Być może współczesna hermeneutyka w tym kierunku, bardziej empirycznym powinna pójść? Jako duszoznawca nie wiem, czy bym chciał, ale z drugiej strony wydaje mi się to bardzo ciekawe. Jednak: do nieśmiertelności tak, ale z naszymi umarłymi, do nieśmiertelności tak, ale z zastrzeżeniem, że pojedynczo i osobno, inaczej wszystko gdzieś się w jakiejś plazmoidalnej powszechności nieuchronnie roztopi i rozpłynie. Czyli: nieśmiertelność tak, ale z życiem, taki wniosek wyciągnąłem z lektury poetycko filozoficznego dzieła Piotra Matywieckiego “Świadomość”.

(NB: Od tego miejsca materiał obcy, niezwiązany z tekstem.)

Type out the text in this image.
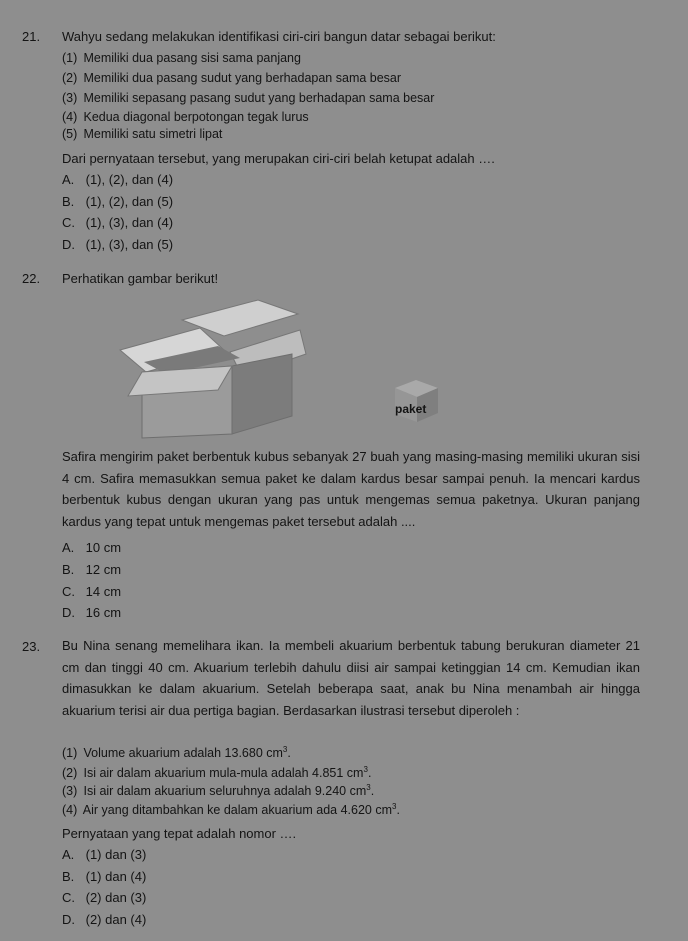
21. Wahyu sedang melakukan identifikasi ciri-ciri bangun datar sebagai berikut:
(1) Memiliki dua pasang sisi sama panjang
(2) Memiliki dua pasang sudut yang berhadapan sama besar
(3) Memiliki sepasang pasang sudut yang berhadapan sama besar
(4) Kedua diagonal berpotongan tegak lurus
(5) Memiliki satu simetri lipat
Dari pernyataan tersebut, yang merupakan ciri-ciri belah ketupat adalah ….
A. (1), (2), dan (4)
B. (1), (2), dan (5)
C. (1), (3), dan (4)
D. (1), (3), dan (5)
22. Perhatikan gambar berikut!
paket
Safira mengirim paket berbentuk kubus sebanyak 27 buah yang masing-masing memiliki ukuran sisi 4 cm. Safira memasukkan semua paket ke dalam kardus besar sampai penuh. Ia mencari kardus berbentuk kubus dengan ukuran yang pas untuk mengemas semua paketnya. Ukuran panjang kardus yang tepat untuk mengemas paket tersebut adalah ....
A. 10 cm
B. 12 cm
C. 14 cm
D. 16 cm
23. Bu Nina senang memelihara ikan. Ia membeli akuarium berbentuk tabung berukuran diameter 21 cm dan tinggi 40 cm. Akuarium terlebih dahulu diisi air sampai ketinggian 14 cm. Kemudian ikan dimasukkan ke dalam akuarium. Setelah beberapa saat, anak bu Nina menambah air hingga akuarium terisi air dua pertiga bagian. Berdasarkan ilustrasi tersebut diperoleh :
(1) Volume akuarium adalah 13.680 $cm^3$.
(2) Isi air dalam akuarium mula-mula adalah 4.851 $cm^3$.
(3) Isi air dalam akuarium seluruhnya adalah 9.240 $cm^3$.
(4) Air yang ditambahkan ke dalam akuarium ada 4.620 $cm^3$.
Pernyataan yang tepat adalah nomor ….
A. (1) dan (3)
B. (1) dan (4)
C. (2) dan (3)
D. (2) dan (4)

A u Ewelinki w domu wciąż się jednoczę ze światem. Dzisiaj była burza. Dzieci bawiły się jeżdżąc w kółko na wózku dookoła stołu. Scena trochę jak z Kantora. Niesłychanie spiętrzona epifania przemijalności, pomieszanie czasów, straszna burza na zewnątrz, woda lecąca ciurkiem z dachu na taras. Ciemność w pokoju, zapalona świeczka, transcendencja i niebywale precyzyjny chaos, oznaki czułości i delikatności. Istniejemy. Choć to wcale nie jest takie pewne.